Making the nanoparticles through hydrothermal treatment, separation, reduction, carburization and other processes, “We can isolate the individual tungsten carbide nanoparticles during the process and make a very uniform distribution of particle size,” Weiqing Zheng, a research associate at the Catalysis Center, explains.
Like the nanodisc researchers who used titanium dioxide as a budget alternative to platinum, University of Delaware scientists incorporated their tungsten carbide nanoparticles into a membrane – but in this case, the proton exchange membrane in a fuel cell (PEMFC). This membrane splits H2 into ions (protons) and delivers them to the cathode, which delivers current. This membrane wears out from going through repeated wet/dry cycles, mainly because the reaction in the cell produces heat and water – the “exhaust” for a fuel-cell powered vehicle.
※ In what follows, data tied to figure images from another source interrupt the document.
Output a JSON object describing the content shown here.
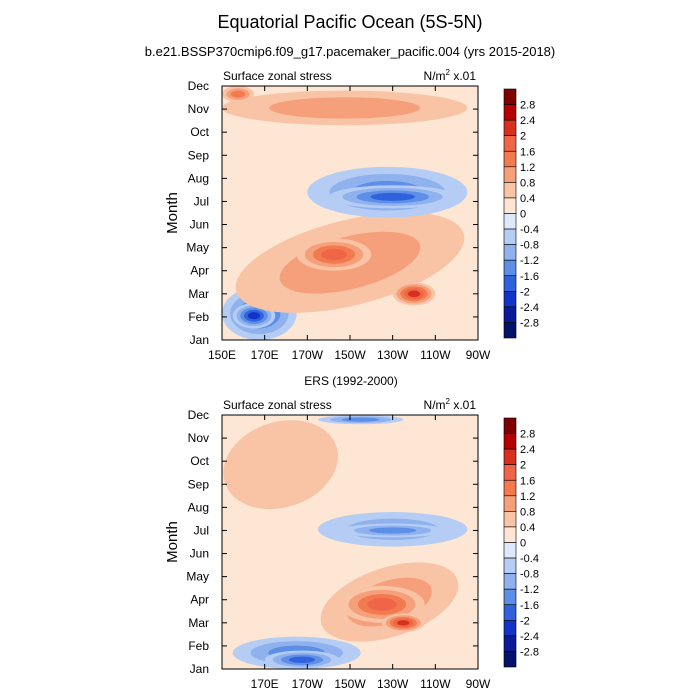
{
  "title": "Equatorial Pacific Ocean (5S-5N)",
  "subtitle": "b.e21.BSSP370cmip6.f09_g17.pacemaker_pacific.004 (yrs 2015-2018)",
  "colorbar": {
    "levels": [
      "2.8",
      "2.4",
      "2",
      "1.6",
      "1.2",
      "0.8",
      "0.4",
      "0",
      "-0.4",
      "-0.8",
      "-1.2",
      "-1.6",
      "-2",
      "-2.4",
      "-2.8"
    ],
    "colors": [
      "#7f0000",
      "#b30000",
      "#d7301f",
      "#ef6548",
      "#f27a4f",
      "#f6a07b",
      "#f9c3a6",
      "#fde6d4",
      "#dde9fa",
      "#b5cdf4",
      "#8fb2ee",
      "#5d8fe6",
      "#2f62dc",
      "#1234c6",
      "#0a1a98",
      "#04126a"
    ]
  },
  "chart_data": [
    {
      "type": "heatmap",
      "title": "",
      "left_label": "Surface zonal stress",
      "right_label": "N/m",
      "right_label_sup": "2",
      "right_label_tail": " x.01",
      "ylabel": "Month",
      "y_ticks": [
        "Jan",
        "Feb",
        "Mar",
        "Apr",
        "May",
        "Jun",
        "Jul",
        "Aug",
        "Sep",
        "Oct",
        "Nov",
        "Dec"
      ],
      "x_ticks": [
        "150E",
        "170E",
        "170W",
        "150W",
        "130W",
        "110W",
        "90W"
      ],
      "x_range": [
        150,
        270
      ],
      "y_range": [
        1,
        12
      ],
      "features": [
        {
          "name": "feb-mar-west-negative",
          "value": -1.6,
          "lon": [
            150,
            185
          ],
          "month": [
            1,
            3.3
          ]
        },
        {
          "name": "feb-west-core",
          "value": -2.0,
          "lon": [
            155,
            175
          ],
          "month": [
            1.5,
            2.6
          ]
        },
        {
          "name": "spring-positive-band",
          "value": 0.8,
          "lon": [
            155,
            265
          ],
          "month": [
            2.5,
            6.2
          ]
        },
        {
          "name": "may-positive-core",
          "value": 1.6,
          "lon": [
            185,
            220
          ],
          "month": [
            4,
            5.4
          ]
        },
        {
          "name": "mar-east-positive-core",
          "value": 2.0,
          "lon": [
            230,
            250
          ],
          "month": [
            2.5,
            3.5
          ]
        },
        {
          "name": "jul-aug-east-negative",
          "value": -1.2,
          "lon": [
            190,
            265
          ],
          "month": [
            6.3,
            8.5
          ]
        },
        {
          "name": "jul-negative-core",
          "value": -1.6,
          "lon": [
            200,
            260
          ],
          "month": [
            6.7,
            7.7
          ]
        },
        {
          "name": "nov-positive-band",
          "value": 0.8,
          "lon": [
            150,
            265
          ],
          "month": [
            10.3,
            11.8
          ]
        },
        {
          "name": "dec-west-positive",
          "value": 1.2,
          "lon": [
            150,
            165
          ],
          "month": [
            11.3,
            12
          ]
        }
      ]
    },
    {
      "type": "heatmap",
      "title": "ERS (1992-2000)",
      "left_label": "Surface zonal stress",
      "right_label": "N/m",
      "right_label_sup": "2",
      "right_label_tail": " x.01",
      "ylabel": "Month",
      "y_ticks": [
        "Jan",
        "Feb",
        "Mar",
        "Apr",
        "May",
        "Jun",
        "Jul",
        "Aug",
        "Sep",
        "Oct",
        "Nov",
        "Dec"
      ],
      "x_ticks": [
        "170E",
        "170W",
        "150W",
        "130W",
        "110W",
        "90W"
      ],
      "x_range": [
        150,
        270
      ],
      "y_range": [
        1,
        12
      ],
      "features": [
        {
          "name": "jan-feb-west-negative",
          "value": -1.2,
          "lon": [
            155,
            215
          ],
          "month": [
            1,
            2.4
          ]
        },
        {
          "name": "jan-core-negative",
          "value": -1.6,
          "lon": [
            170,
            205
          ],
          "month": [
            1,
            1.8
          ]
        },
        {
          "name": "spring-positive-band",
          "value": 0.8,
          "lon": [
            195,
            262
          ],
          "month": [
            2.4,
            5.4
          ]
        },
        {
          "name": "apr-positive-core",
          "value": 1.6,
          "lon": [
            205,
            245
          ],
          "month": [
            3,
            4.6
          ]
        },
        {
          "name": "mar-core",
          "value": 2.0,
          "lon": [
            225,
            245
          ],
          "month": [
            2.6,
            3.4
          ]
        },
        {
          "name": "jul-east-negative",
          "value": -0.8,
          "lon": [
            195,
            265
          ],
          "month": [
            6.3,
            7.8
          ]
        },
        {
          "name": "jul-negative-core",
          "value": -1.2,
          "lon": [
            205,
            255
          ],
          "month": [
            6.7,
            7.3
          ]
        },
        {
          "name": "oct-nov-west-positive",
          "value": 0.4,
          "lon": [
            150,
            205
          ],
          "month": [
            8,
            11.7
          ]
        },
        {
          "name": "dec-central-negative",
          "value": -1.2,
          "lon": [
            195,
            235
          ],
          "month": [
            11.6,
            12
          ]
        }
      ]
    }
  ]
}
Placing tungsten carbide in the membrane humidifies the membrane at a level that optimizes performance. Liang Wang, an associate scientist in the Department of Mechanical Engineering, says, “The tungsten carbide catalyst improves the water management of fuel cells and reduces the burden of the humidification system.”
Researchers found their fuel cells last longer than more traditional one, because the tungsten carbide captures free radicals before they damage the membrane. Wang explains, “The low-cost catalyst we have developed can be incorporated within the membrane to improve performance and power density. As a result, the physical size of the fuel cell stack can be reduced for the same power, making it lighter and cheaper. Furthermore, our catalyst is able to deliver higher performance without sacrificing durability, which is a big improvement over similar efforts by other groups.”
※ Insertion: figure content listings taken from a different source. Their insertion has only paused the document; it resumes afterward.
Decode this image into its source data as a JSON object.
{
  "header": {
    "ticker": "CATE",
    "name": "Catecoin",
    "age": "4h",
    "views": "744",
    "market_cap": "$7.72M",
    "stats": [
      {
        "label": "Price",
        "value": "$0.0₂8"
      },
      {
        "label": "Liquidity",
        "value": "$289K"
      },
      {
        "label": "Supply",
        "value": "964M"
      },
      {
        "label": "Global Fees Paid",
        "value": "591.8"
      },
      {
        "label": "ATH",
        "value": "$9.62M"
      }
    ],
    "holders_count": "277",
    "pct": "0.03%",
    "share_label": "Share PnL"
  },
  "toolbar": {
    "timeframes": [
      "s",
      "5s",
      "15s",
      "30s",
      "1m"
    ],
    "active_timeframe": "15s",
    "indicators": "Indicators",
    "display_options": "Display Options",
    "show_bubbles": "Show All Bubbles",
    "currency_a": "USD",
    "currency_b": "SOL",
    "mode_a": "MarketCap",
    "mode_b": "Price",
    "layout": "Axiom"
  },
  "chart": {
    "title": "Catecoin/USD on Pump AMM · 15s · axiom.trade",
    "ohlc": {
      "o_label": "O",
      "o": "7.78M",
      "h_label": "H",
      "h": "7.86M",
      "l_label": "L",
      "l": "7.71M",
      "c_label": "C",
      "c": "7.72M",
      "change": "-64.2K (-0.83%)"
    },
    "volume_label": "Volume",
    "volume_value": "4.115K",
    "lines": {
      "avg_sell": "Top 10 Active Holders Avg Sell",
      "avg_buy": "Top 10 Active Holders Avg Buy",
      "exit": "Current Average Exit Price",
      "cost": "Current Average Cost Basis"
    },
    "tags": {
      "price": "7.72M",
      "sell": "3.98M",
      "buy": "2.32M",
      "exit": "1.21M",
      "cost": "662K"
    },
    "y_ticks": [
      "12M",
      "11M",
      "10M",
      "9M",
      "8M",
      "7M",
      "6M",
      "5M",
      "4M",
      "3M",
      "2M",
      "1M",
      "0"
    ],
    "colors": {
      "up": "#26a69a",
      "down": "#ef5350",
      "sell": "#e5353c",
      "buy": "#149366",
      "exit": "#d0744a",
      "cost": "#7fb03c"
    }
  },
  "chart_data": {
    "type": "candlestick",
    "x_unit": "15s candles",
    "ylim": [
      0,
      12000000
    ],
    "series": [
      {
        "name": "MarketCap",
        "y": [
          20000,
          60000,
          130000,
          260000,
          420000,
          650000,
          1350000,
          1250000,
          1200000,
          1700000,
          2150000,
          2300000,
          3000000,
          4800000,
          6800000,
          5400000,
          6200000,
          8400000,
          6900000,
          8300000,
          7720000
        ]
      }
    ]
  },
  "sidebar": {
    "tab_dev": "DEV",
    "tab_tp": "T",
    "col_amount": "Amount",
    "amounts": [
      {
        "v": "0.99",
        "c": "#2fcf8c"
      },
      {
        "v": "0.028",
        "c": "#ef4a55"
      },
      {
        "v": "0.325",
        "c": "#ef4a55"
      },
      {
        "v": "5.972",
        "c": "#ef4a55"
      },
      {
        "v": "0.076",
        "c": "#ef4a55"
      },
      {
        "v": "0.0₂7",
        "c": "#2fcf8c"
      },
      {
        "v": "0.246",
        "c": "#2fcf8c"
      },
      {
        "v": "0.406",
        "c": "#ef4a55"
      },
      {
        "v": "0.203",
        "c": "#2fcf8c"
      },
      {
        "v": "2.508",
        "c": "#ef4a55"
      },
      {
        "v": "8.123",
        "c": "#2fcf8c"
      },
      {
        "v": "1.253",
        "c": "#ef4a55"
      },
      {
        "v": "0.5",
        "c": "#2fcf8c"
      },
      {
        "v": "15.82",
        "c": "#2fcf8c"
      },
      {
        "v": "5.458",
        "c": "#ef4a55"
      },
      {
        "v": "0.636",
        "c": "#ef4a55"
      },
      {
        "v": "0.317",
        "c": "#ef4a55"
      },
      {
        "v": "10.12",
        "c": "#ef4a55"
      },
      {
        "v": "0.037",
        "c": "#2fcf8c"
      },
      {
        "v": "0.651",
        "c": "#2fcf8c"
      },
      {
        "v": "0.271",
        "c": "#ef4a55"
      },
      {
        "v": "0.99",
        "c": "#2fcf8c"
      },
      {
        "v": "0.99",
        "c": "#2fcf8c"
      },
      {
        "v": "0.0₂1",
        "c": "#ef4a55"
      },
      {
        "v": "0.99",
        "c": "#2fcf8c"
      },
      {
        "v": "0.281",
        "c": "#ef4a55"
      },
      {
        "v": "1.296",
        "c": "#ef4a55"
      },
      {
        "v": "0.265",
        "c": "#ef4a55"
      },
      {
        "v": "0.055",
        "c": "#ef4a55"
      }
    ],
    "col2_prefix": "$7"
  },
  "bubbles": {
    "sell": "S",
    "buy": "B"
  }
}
The UD research team used a scanning electron microscope and focused ion beam to obtain thin-slice images of the membrane to determine fuel cell longevity. Again, like the American/Russian extraction effort, some aspects of the program rely on bio-medical-like technologies. Zheng notes, “This is a very good example of how different groups across departments can collaborate.”
The group has applied for a patent and hopes to commercialize their technology.
They describe their results in a paper published in Nature Communications.